SketsaNusantara.id - Puncak ibadah haji 2025 memang telah selesai, tetapi tidak semua berjalan mulus bagi jemaah haji asal Indonesia.

Di tengah upaya pemerintah membanggakan kelancaran operasional, fakta di lapangan justru menunjukkan masih adanya celah besar dalam layanan dasar, yakni makanan.

Permasalahan mencuat saat distribusi katering untuk jemaah di fase puncak haji mengalami gangguan.

Baca Juga: Tidak Jadi Dikurangi! Kuota Haji Indonesia Aman, Tapi Banyak Jamaah Meninggal Tetap Jadi Sorotan Netizen

Pada 14–15 Zulhijjah 1446 H atau bertepatan dengan 10–11 Juni 2025, sejumlah jemaah dilaporkan tidak menerima makanan mereka di lokasi-lokasi kritis seperti Mina dan Muzdalifah.

Keterlambatan distribusi ini membuat para jemaah, yang tengah menjalankan ibadah fisik dan spiritual yang berat, harus bertahan tanpa makanan.

Padahal, dalam paket layanan resmi, jemaah haji asal Indonesia dijanjikan 84 kali makan selama di Makkah, 15 kali di Arafah-Muzdalifah-Mina (Armuzna), dan 27 kali di Madinah.
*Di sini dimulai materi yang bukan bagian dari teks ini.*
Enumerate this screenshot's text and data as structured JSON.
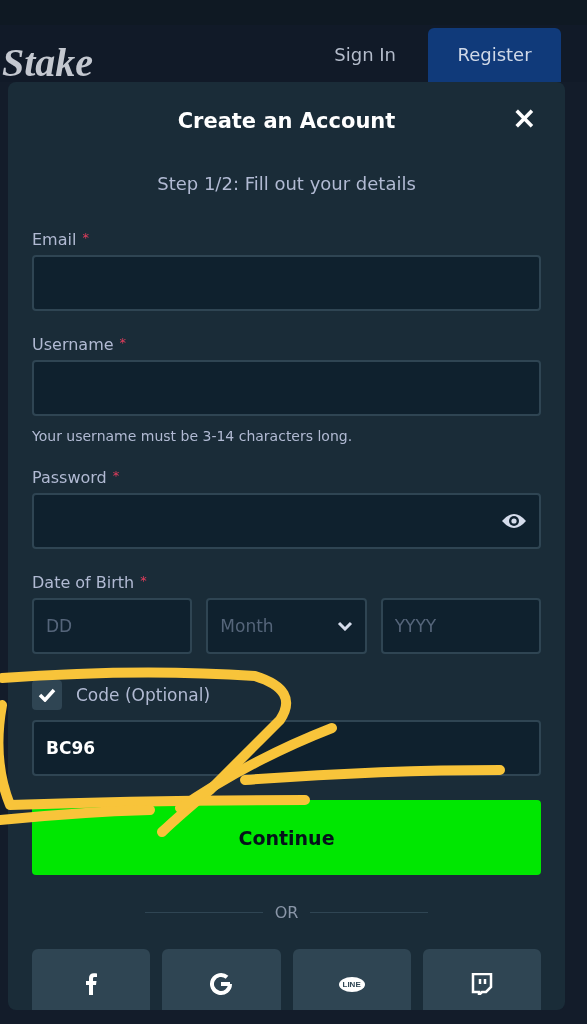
{
  "header": {
    "logo": "Stake",
    "sign_in": "Sign In",
    "register": "Register"
  },
  "modal": {
    "title": "Create an Account",
    "close": "×",
    "step": "Step 1/2: Fill out your details",
    "fields": [
      {
        "kind": "text",
        "label": "Email",
        "required": true,
        "required_mark": "*"
      },
      {
        "kind": "text",
        "label": "Username",
        "required": true,
        "required_mark": "*",
        "hint": "Your username must be 3-14 characters long."
      },
      {
        "kind": "password",
        "label": "Password",
        "required": true,
        "required_mark": "*"
      },
      {
        "kind": "date",
        "label": "Date of Birth",
        "required": true,
        "required_mark": "*",
        "parts": [
          {
            "kind": "input",
            "placeholder": "DD"
          },
          {
            "kind": "select",
            "placeholder": "Month"
          },
          {
            "kind": "input",
            "placeholder": "YYYY"
          }
        ]
      }
    ],
    "code": {
      "label": "Code (Optional)",
      "checked": true,
      "value": "BC96"
    },
    "continue": "Continue",
    "divider": "OR",
    "social": [
      {
        "kind": "facebook"
      },
      {
        "kind": "google"
      },
      {
        "kind": "line",
        "text": "LINE"
      },
      {
        "kind": "twitch"
      }
    ]
  }
}
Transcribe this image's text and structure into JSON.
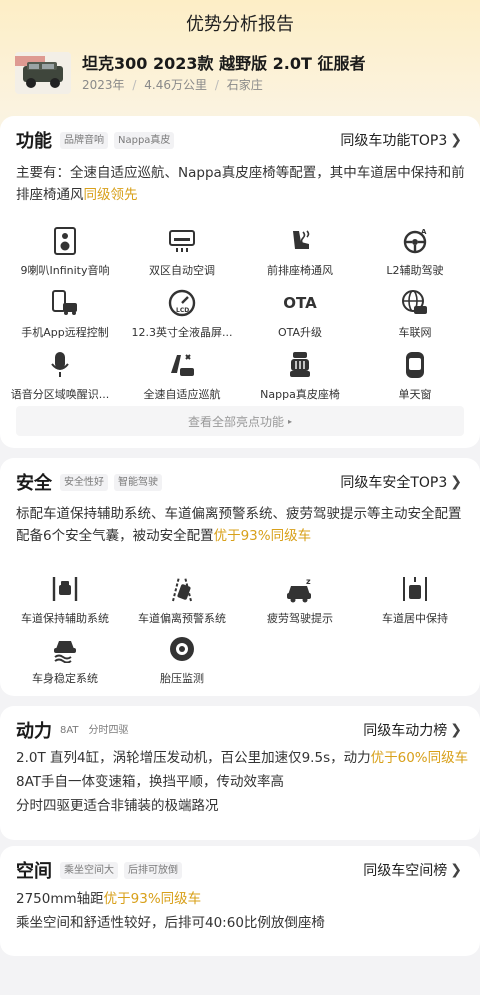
{
  "page_title": "优势分析报告",
  "car": {
    "name": "坦克300 2023款 越野版 2.0T 征服者",
    "year": "2023年",
    "mileage": "4.46万公里",
    "city": "石家庄",
    "sep": "/"
  },
  "function": {
    "title": "功能",
    "tags": [
      "品牌音响",
      "Nappa真皮"
    ],
    "rank": "同级车功能TOP3",
    "summary_prefix": "主要有：全速自适应巡航、Nappa真皮座椅等配置，其中车道居中保持和前排座椅通风",
    "summary_hl": "同级领先",
    "items": [
      {
        "label": "9喇叭Infinity音响",
        "icon": "speaker-icon"
      },
      {
        "label": "双区自动空调",
        "icon": "air-conditioner-icon"
      },
      {
        "label": "前排座椅通风",
        "icon": "seat-ventilation-icon"
      },
      {
        "label": "L2辅助驾驶",
        "icon": "steering-wheel-icon"
      },
      {
        "label": "手机App远程控制",
        "icon": "phone-car-icon"
      },
      {
        "label": "12.3英寸全液晶屏...",
        "icon": "lcd-gauge-icon"
      },
      {
        "label": "OTA升级",
        "icon": "ota-icon"
      },
      {
        "label": "车联网",
        "icon": "globe-car-icon"
      },
      {
        "label": "语音分区域唤醒识...",
        "icon": "microphone-icon"
      },
      {
        "label": "全速自适应巡航",
        "icon": "cruise-icon"
      },
      {
        "label": "Nappa真皮座椅",
        "icon": "leather-seat-icon"
      },
      {
        "label": "单天窗",
        "icon": "sunroof-icon"
      }
    ],
    "ota_text": "OTA",
    "more": "查看全部亮点功能",
    "more_arrow": "▸"
  },
  "safety": {
    "title": "安全",
    "tags": [
      "安全性好",
      "智能驾驶"
    ],
    "rank": "同级车安全TOP3",
    "summary_prefix": "标配车道保持辅助系统、车道偏离预警系统、疲劳驾驶提示等主动安全配置配备6个安全气囊，被动安全配置",
    "summary_hl": "优于93%同级车",
    "items": [
      {
        "label": "车道保持辅助系统",
        "icon": "lane-keep-icon"
      },
      {
        "label": "车道偏离预警系统",
        "icon": "lane-departure-icon"
      },
      {
        "label": "疲劳驾驶提示",
        "icon": "fatigue-icon"
      },
      {
        "label": "车道居中保持",
        "icon": "lane-center-icon"
      },
      {
        "label": "车身稳定系统",
        "icon": "stability-icon"
      },
      {
        "label": "胎压监测",
        "icon": "tire-pressure-icon"
      }
    ]
  },
  "power": {
    "title": "动力",
    "tags": [
      "8AT",
      "分时四驱"
    ],
    "rank": "同级车动力榜",
    "line1_prefix": "2.0T 直列4缸，涡轮增压发动机，百公里加速仅9.5s，动力",
    "line1_hl": "优于60%同级车",
    "line2": "8AT手自一体变速箱，换挡平顺，传动效率高",
    "line3": "分时四驱更适合非铺装的极端路况"
  },
  "space": {
    "title": "空间",
    "tags": [
      "乘坐空间大",
      "后排可放倒"
    ],
    "rank": "同级车空间榜",
    "line1_prefix": "2750mm轴距",
    "line1_hl": "优于93%同级车",
    "line2": "乘坐空间和舒适性较好，后排可40:60比例放倒座椅"
  },
  "chevron": "❯",
  "colors": {
    "accent": "#d8a01a",
    "header_gradient_top": "#fdeec6",
    "page_bg": "#f3f3f5"
  }
}
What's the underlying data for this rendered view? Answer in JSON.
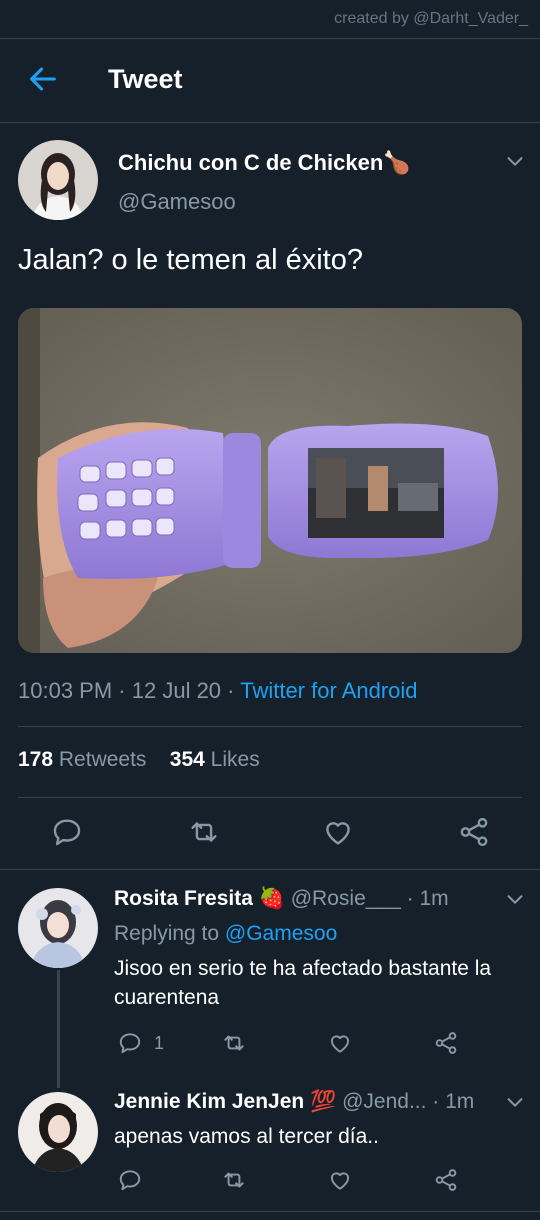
{
  "watermark": "created by @Darht_Vader_",
  "header": {
    "title": "Tweet"
  },
  "tweet": {
    "author_name": "Chichu con C de Chicken",
    "author_emoji": "🍗",
    "handle": "@Gamesoo",
    "text": "Jalan? o le temen al éxito?",
    "time": "10:03 PM",
    "date": "12 Jul 20",
    "sep": "·",
    "source": "Twitter for Android",
    "retweets_count": "178",
    "retweets_label": "Retweets",
    "likes_count": "354",
    "likes_label": "Likes"
  },
  "replies": [
    {
      "name": "Rosita Fresita",
      "emoji": "🍓",
      "handle": "@Rosie___",
      "time": "· 1m",
      "replying_label": "Replying to",
      "replying_to": "@Gamesoo",
      "text": "Jisoo en serio te ha afectado bastante la cuarentena",
      "reply_count": "1"
    },
    {
      "name": "Jennie Kim JenJen",
      "emoji": "💯",
      "handle": "@Jend...",
      "time": "· 1m",
      "text": "apenas vamos al tercer día.."
    }
  ],
  "colors": {
    "background": "#15202b",
    "accent": "#1da1f2",
    "muted": "#8899a6",
    "divider": "#38444d"
  }
}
Baca Juga: Bikin Ngakak! Afgan Mendadak Harus Ujian Dadakan Seputar Ibadah Haji yang Dijalaninya

Menanggapi kekacauan tersebut, Menteri Agama Nasaruddin Umar memberikan pernyataan langsung saat berada di Makkah. Ia mengakui adanya permasalahan dalam layanan katering.

“Kemarin ada keterlambatan distribusi makanan,” ujar Nasaruddin Umar, dikutip dari laman resmi Kementerian Agama, Kamis, 12 Juni 2025.

Sebagai bentuk tanggung jawab, Kementerian Agama menyatakan bahwa jemaah yang tidak mendapatkan makanan akan diberikan uang kompensasi.

Baca Juga: Momen Lucu Afgan saat Menjawab Pertanyaan Ibadah Haji dari Ketua Rombongan

“Kita sudah antisipasi dengan cara jemaah yang tidak dapat makanan dikasih kompensasi uang,” terangnya.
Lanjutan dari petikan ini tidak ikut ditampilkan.